Halftime performances are the usual milieu of the Westfield High marching band. But for one day, marching down the palm tree-lined avenues of southern California, the Marching Bulldogs were the main event.
Westfield was one of a select group of bands to march in the 125th annual Rose Parade on New Year’s Day in Pasadena, Calif. The renowned parade drew hundreds of thousands of attendees, and an international television audience of millions.
“In this parade, the focus is on the bands,” band director Steve Panoff said. “For this week, for this moment in time, these kids are treated like rock stars. And they deserve it.”
The Westfield band became the first from Fairfax County to march in the 5.5-mile parade, and just the third band from Virginia. Richmond’s Hermitage High School participated in 1993, and Prince George High School in 1964. Of the 20 bands that performed in this year’s parade, just three were first-time participants, according to Panoff.
The Marching Bulldogs also were one of three bands chosen to stop and perform a televised routine. About halfway through the two-hour march, the group performed the Taio Cruz dance tune “Dynamite” to the cheers of thousands of onlookers in the bleachers lining the street.
“All the lights were shining, beaming on us,” said freshman Jasmine Mitchell, who plays alto saxophone. “You’ve seen the Rose Parade on TV before, and all of a sudden you’re there. It’s a whole different experience.”
The Westfield band’s march on the morning of New Year’s Day was the culmination of a two-year journey.
The rigorous application process started in January 2012, requiring video demonstrations, essays, and letters of recommendation from Gov. Bob McDonnell and Sen. Mark Warner.
After months of compiling their application, and then a few more months of waiting, in September 2012 the group found out it was among the 10 bands selected. (Of the other bands that marched in the parade, a handful won their way in through competitions, and several attend the event every year.)
The Marching Bulldogs dove immediately into a year’s worth of rehearsals and practice. In the final months leading to the parade, students plowed their way through three-hour Saturday morning practices.
Some band practices ran for two hours without a single break to make sure students would be prepared for the long trek in Pasadena. The official parade route is 5.5 miles, but from start to finish the bands march close to 7 miles.
Finally, on Dec. 27, the 273 band members (plus 39 chaperones) flew out to California.

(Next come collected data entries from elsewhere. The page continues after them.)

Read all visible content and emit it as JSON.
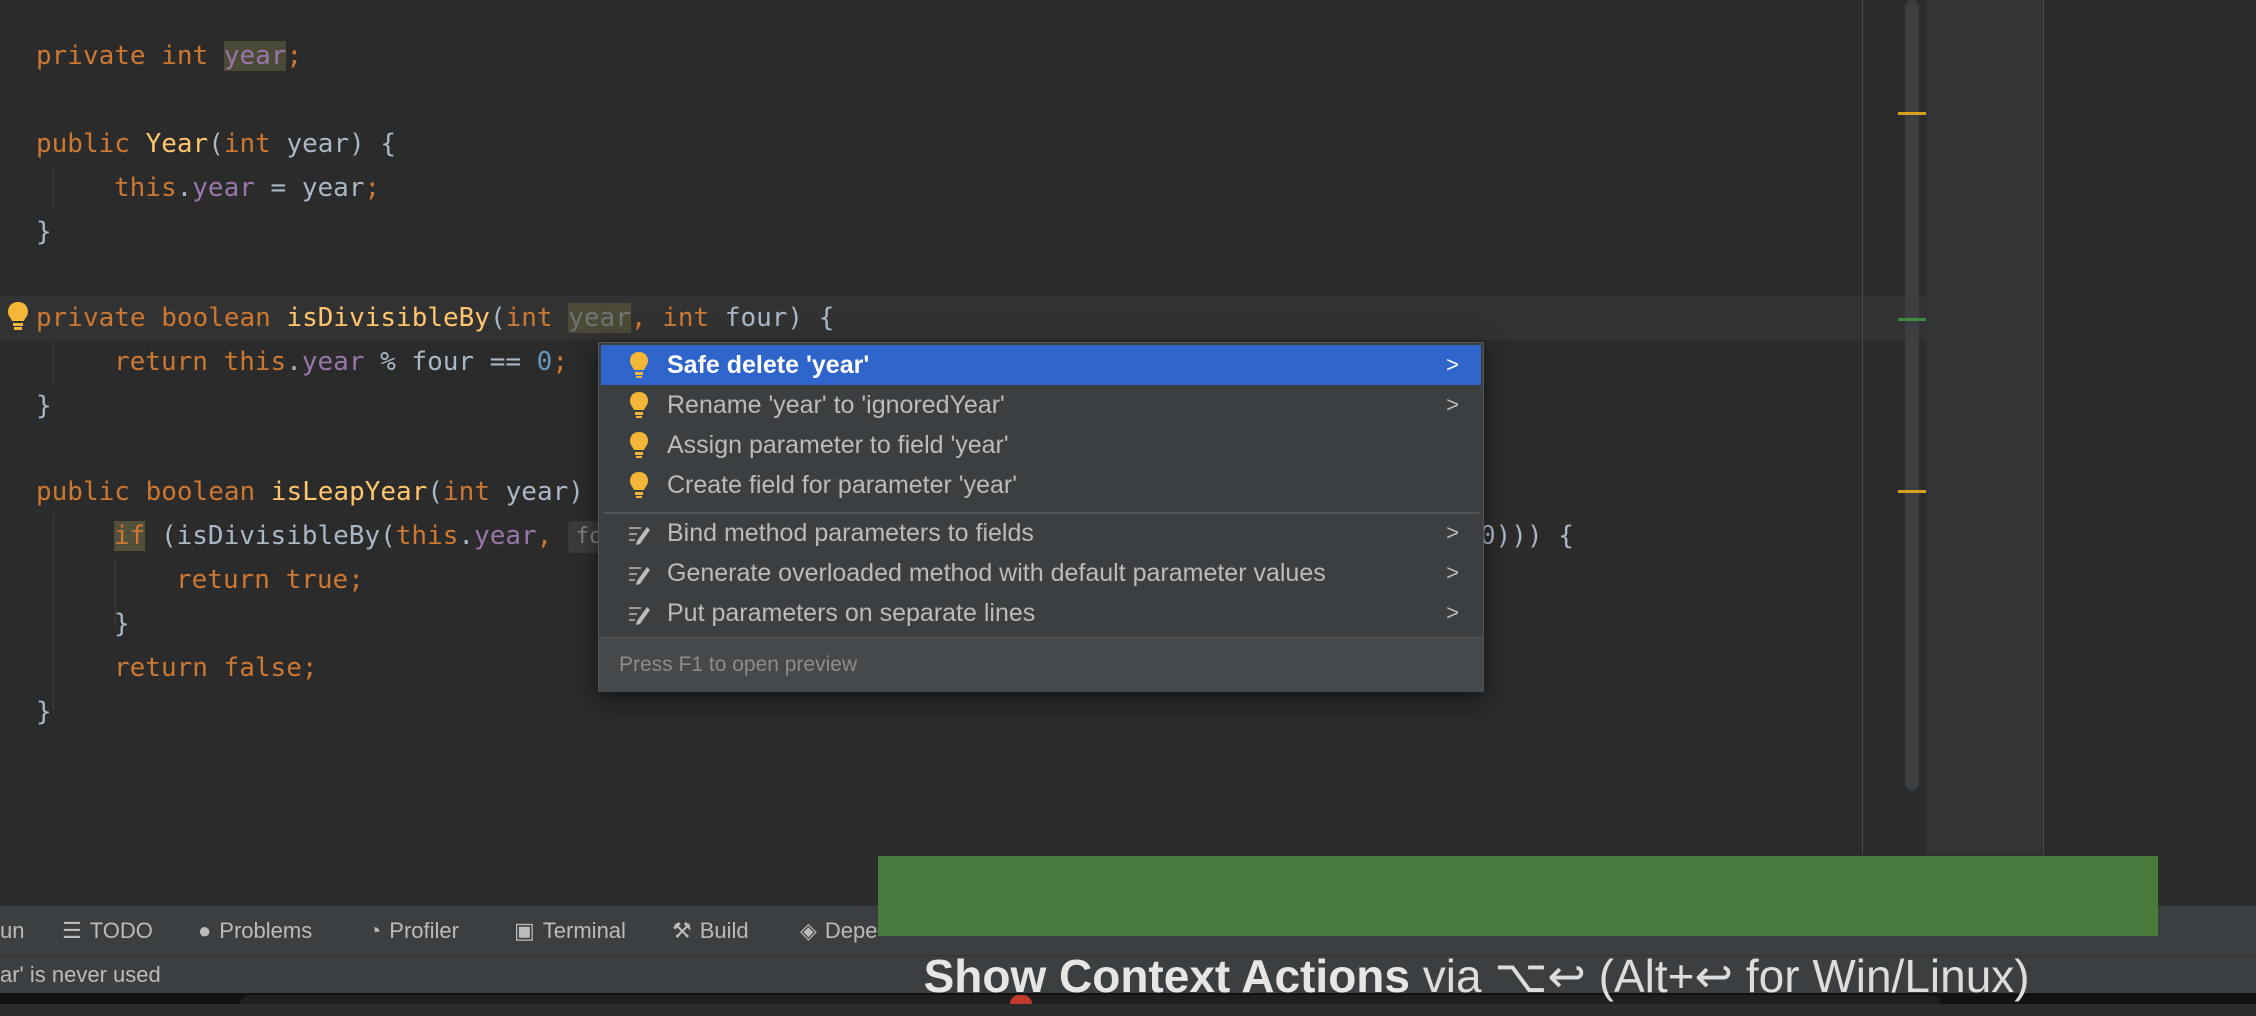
{
  "editor": {
    "lines": [
      {
        "tokens": [
          [
            "kw",
            "private "
          ],
          [
            "kw",
            "int "
          ],
          [
            "fld hl-var",
            "year"
          ],
          [
            "kw",
            ";"
          ]
        ]
      },
      {
        "tokens": [
          [
            "kw",
            "public "
          ],
          [
            "fn",
            "Year"
          ],
          [
            "",
            "("
          ],
          [
            "kw",
            "int "
          ],
          [
            "",
            "year) {"
          ]
        ]
      },
      {
        "tokens": [
          [
            "kw",
            "this"
          ],
          [
            "",
            "."
          ],
          [
            "fld",
            "year"
          ],
          [
            "",
            " = year"
          ],
          [
            "kw",
            ";"
          ]
        ]
      },
      {
        "tokens": [
          [
            "",
            "}"
          ]
        ]
      },
      {
        "tokens": [
          [
            "kw",
            "private "
          ],
          [
            "kw",
            "boolean "
          ],
          [
            "fn",
            "isDivisibleBy"
          ],
          [
            "",
            "("
          ],
          [
            "kw",
            "int "
          ],
          [
            "unused hl-var",
            "year"
          ],
          [
            "kw",
            ", "
          ],
          [
            "kw",
            "int "
          ],
          [
            "",
            "four) {"
          ]
        ]
      },
      {
        "tokens": [
          [
            "kw",
            "return "
          ],
          [
            "kw",
            "this"
          ],
          [
            "",
            "."
          ],
          [
            "fld",
            "year"
          ],
          [
            "",
            " % four == "
          ],
          [
            "num",
            "0"
          ],
          [
            "kw",
            ";"
          ]
        ]
      },
      {
        "tokens": [
          [
            "",
            "}"
          ]
        ]
      },
      {
        "tokens": [
          [
            "kw",
            "public "
          ],
          [
            "kw",
            "boolean "
          ],
          [
            "fn",
            "isLeapYear"
          ],
          [
            "",
            "("
          ],
          [
            "kw",
            "int "
          ],
          [
            "",
            "year)"
          ]
        ]
      },
      {
        "tokens": [
          [
            "kw hl-if",
            "if"
          ],
          [
            "",
            " (isDivisibleBy("
          ],
          [
            "kw",
            "this"
          ],
          [
            "",
            "."
          ],
          [
            "fld",
            "year"
          ],
          [
            "kw",
            ", "
          ],
          [
            "hint",
            "fo"
          ]
        ]
      },
      {
        "tokens": [
          [
            "kw",
            "return "
          ],
          [
            "kw",
            "true"
          ],
          [
            "kw",
            ";"
          ]
        ]
      },
      {
        "tokens": [
          [
            "",
            "}"
          ]
        ]
      },
      {
        "tokens": [
          [
            "kw",
            "return "
          ],
          [
            "kw",
            "false"
          ],
          [
            "kw",
            ";"
          ]
        ]
      },
      {
        "tokens": [
          [
            "",
            "}"
          ]
        ]
      }
    ],
    "overflow_tail": "0))) {",
    "intention_icon": "lightbulb-icon"
  },
  "context_menu": {
    "items": [
      {
        "label": "Safe delete 'year'",
        "icon": "lightbulb-icon",
        "submenu": true,
        "selected": true
      },
      {
        "label": "Rename 'year' to 'ignoredYear'",
        "icon": "lightbulb-icon",
        "submenu": true,
        "selected": false
      },
      {
        "label": "Assign parameter to field 'year'",
        "icon": "lightbulb-icon",
        "submenu": false,
        "selected": false
      },
      {
        "label": "Create field for parameter 'year'",
        "icon": "lightbulb-icon",
        "submenu": false,
        "selected": false
      },
      {
        "label": "Bind method parameters to fields",
        "icon": "pencil-icon",
        "submenu": true,
        "selected": false
      },
      {
        "label": "Generate overloaded method with default parameter values",
        "icon": "pencil-icon",
        "submenu": true,
        "selected": false
      },
      {
        "label": "Put parameters on separate lines",
        "icon": "pencil-icon",
        "submenu": true,
        "selected": false
      }
    ],
    "footer": "Press F1 to open preview",
    "arrow": ">"
  },
  "tool_windows": {
    "run": "un",
    "todo": "TODO",
    "problems": "Problems",
    "profiler": "Profiler",
    "terminal": "Terminal",
    "build": "Build",
    "dependencies": "Depe"
  },
  "status": {
    "message": "ar' is never used"
  },
  "banner": {
    "action": "Show Context Actions",
    "rest": " via ⌥↩ (Alt+↩ for Win/Linux)"
  },
  "colors": {
    "selection": "#2f65ca",
    "bulb": "#f4b636",
    "banner": "#4a803c"
  }
}
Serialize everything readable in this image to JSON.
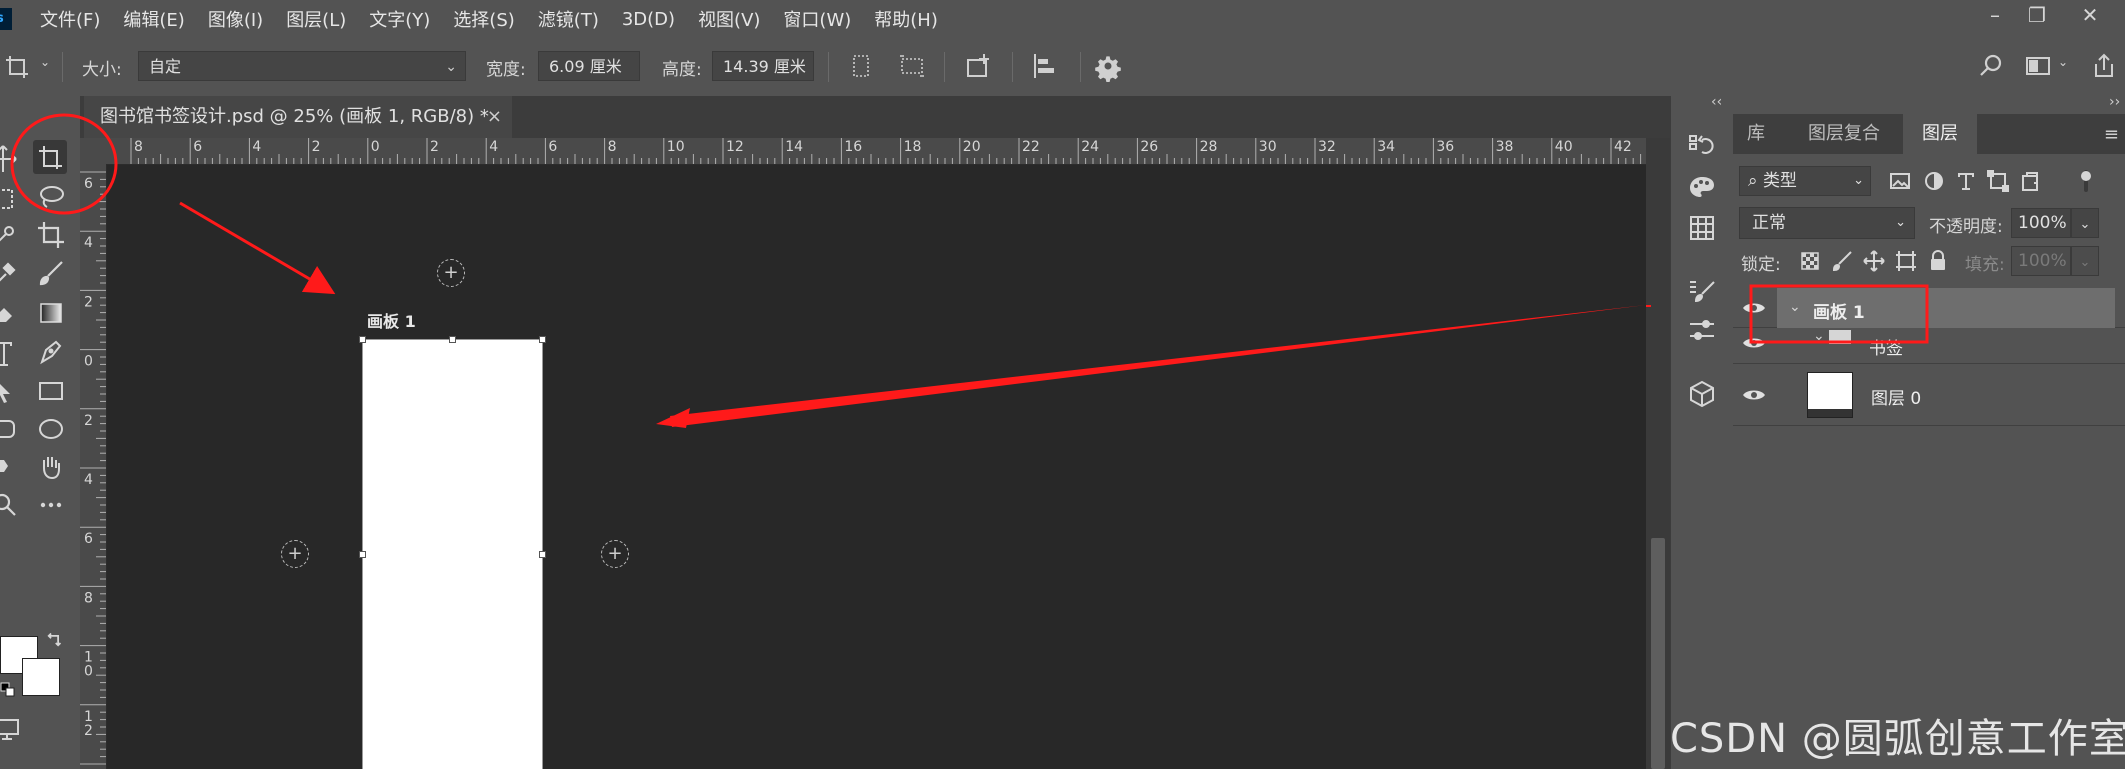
{
  "app": {
    "logo_text": "s"
  },
  "menu": {
    "items": [
      "文件(F)",
      "编辑(E)",
      "图像(I)",
      "图层(L)",
      "文字(Y)",
      "选择(S)",
      "滤镜(T)",
      "3D(D)",
      "视图(V)",
      "窗口(W)",
      "帮助(H)"
    ],
    "window_controls": {
      "minimize": "–",
      "restore": "❐",
      "close": "✕"
    }
  },
  "options": {
    "size_label": "大小:",
    "size_value": "自定",
    "width_label": "宽度:",
    "width_value": "6.09 厘米",
    "height_label": "高度:",
    "height_value": "14.39 厘米"
  },
  "document": {
    "tab_title": "图书馆书签设计.psd @ 25% (画板 1, RGB/8) *",
    "close_glyph": "×"
  },
  "rulers": {
    "h_labels": [
      "8",
      "6",
      "4",
      "2",
      "0",
      "2",
      "4",
      "6",
      "8",
      "10",
      "12",
      "14",
      "16",
      "18",
      "20",
      "22",
      "24",
      "26",
      "28",
      "30",
      "32",
      "34",
      "36",
      "38",
      "40",
      "42"
    ],
    "v_labels": [
      "6",
      "4",
      "2",
      "0",
      "2",
      "4",
      "6",
      "8",
      "10",
      "12"
    ]
  },
  "canvas": {
    "artboard_label": "画板 1"
  },
  "panel": {
    "tabs": [
      "库",
      "图层复合",
      "图层"
    ],
    "active_tab": "图层",
    "filter_label": "类型",
    "blend_mode": "正常",
    "opacity_label": "不透明度:",
    "opacity_value": "100%",
    "lock_label": "锁定:",
    "fill_label": "填充:",
    "fill_value": "100%",
    "layers": [
      {
        "name": "画板 1",
        "kind": "artboard",
        "selected": true
      },
      {
        "name": "书签",
        "kind": "group",
        "selected": false
      },
      {
        "name": "图层 0",
        "kind": "pixel",
        "selected": false
      }
    ]
  },
  "watermark": "CSDN @圆弧创意工作室",
  "colors": {
    "annotation_red": "#ff1a1a",
    "ui_bg": "#535353",
    "canvas_bg": "#282828"
  }
}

But even a week on the West Coast was not a vacation for the band. The first full day in Pasadena included a four-hour rehearsal to fine-tune their performance for the Rose Parade.
The band did squeeze sightseeing in between a hectic event schedule, but on New Year’s Eve, the band members celebrated an early East Coast midnight at 9 p.m. Pacific Time before hitting the hay so they would be ready for a 4:45 a.m. wakeup call the day of the parade.
In the end, all their preparation paid off. The Marching Bulldogs were one of just two bands to have every member march all the way to the end of the parade route. The other? The U.S. Marine Corps band, which participates every year.
The band members credited their success to their family and friends, many of whom made the trip to Pasadena as well and were watching from the sidelines.
“When we were marching down, there was one section where all the Westfield parents were screaming ‘We are Westfield,’” said freshman clarinetist Sarah Pak. “That gave us more motivation just to keep moving.”
In all, more than 300 family members and friends of the Westfield band traveled to Pasadena.
“All the people in the bleachers gave us the push we needed,” said fellow freshman clarinetist Jackie Oh. “Without the parents and everyone else helping us, we’d be nothing.”
Even the return from balmy California last Thursday, Jan. 2, to the icy blast at home has not the dulled the glow of the Rose Parade for band members.
Freshman trumpeter Ken Masaki wore his Rose Parade jacket, a souvenir all band members received on the trip, out shopping last weekend. He said members of the community went out of their way to congratulate him.
“Strangers were coming up to me and shaking my hand,” Masaki said. “It has been an unbelievable experience, and we’re still living it.”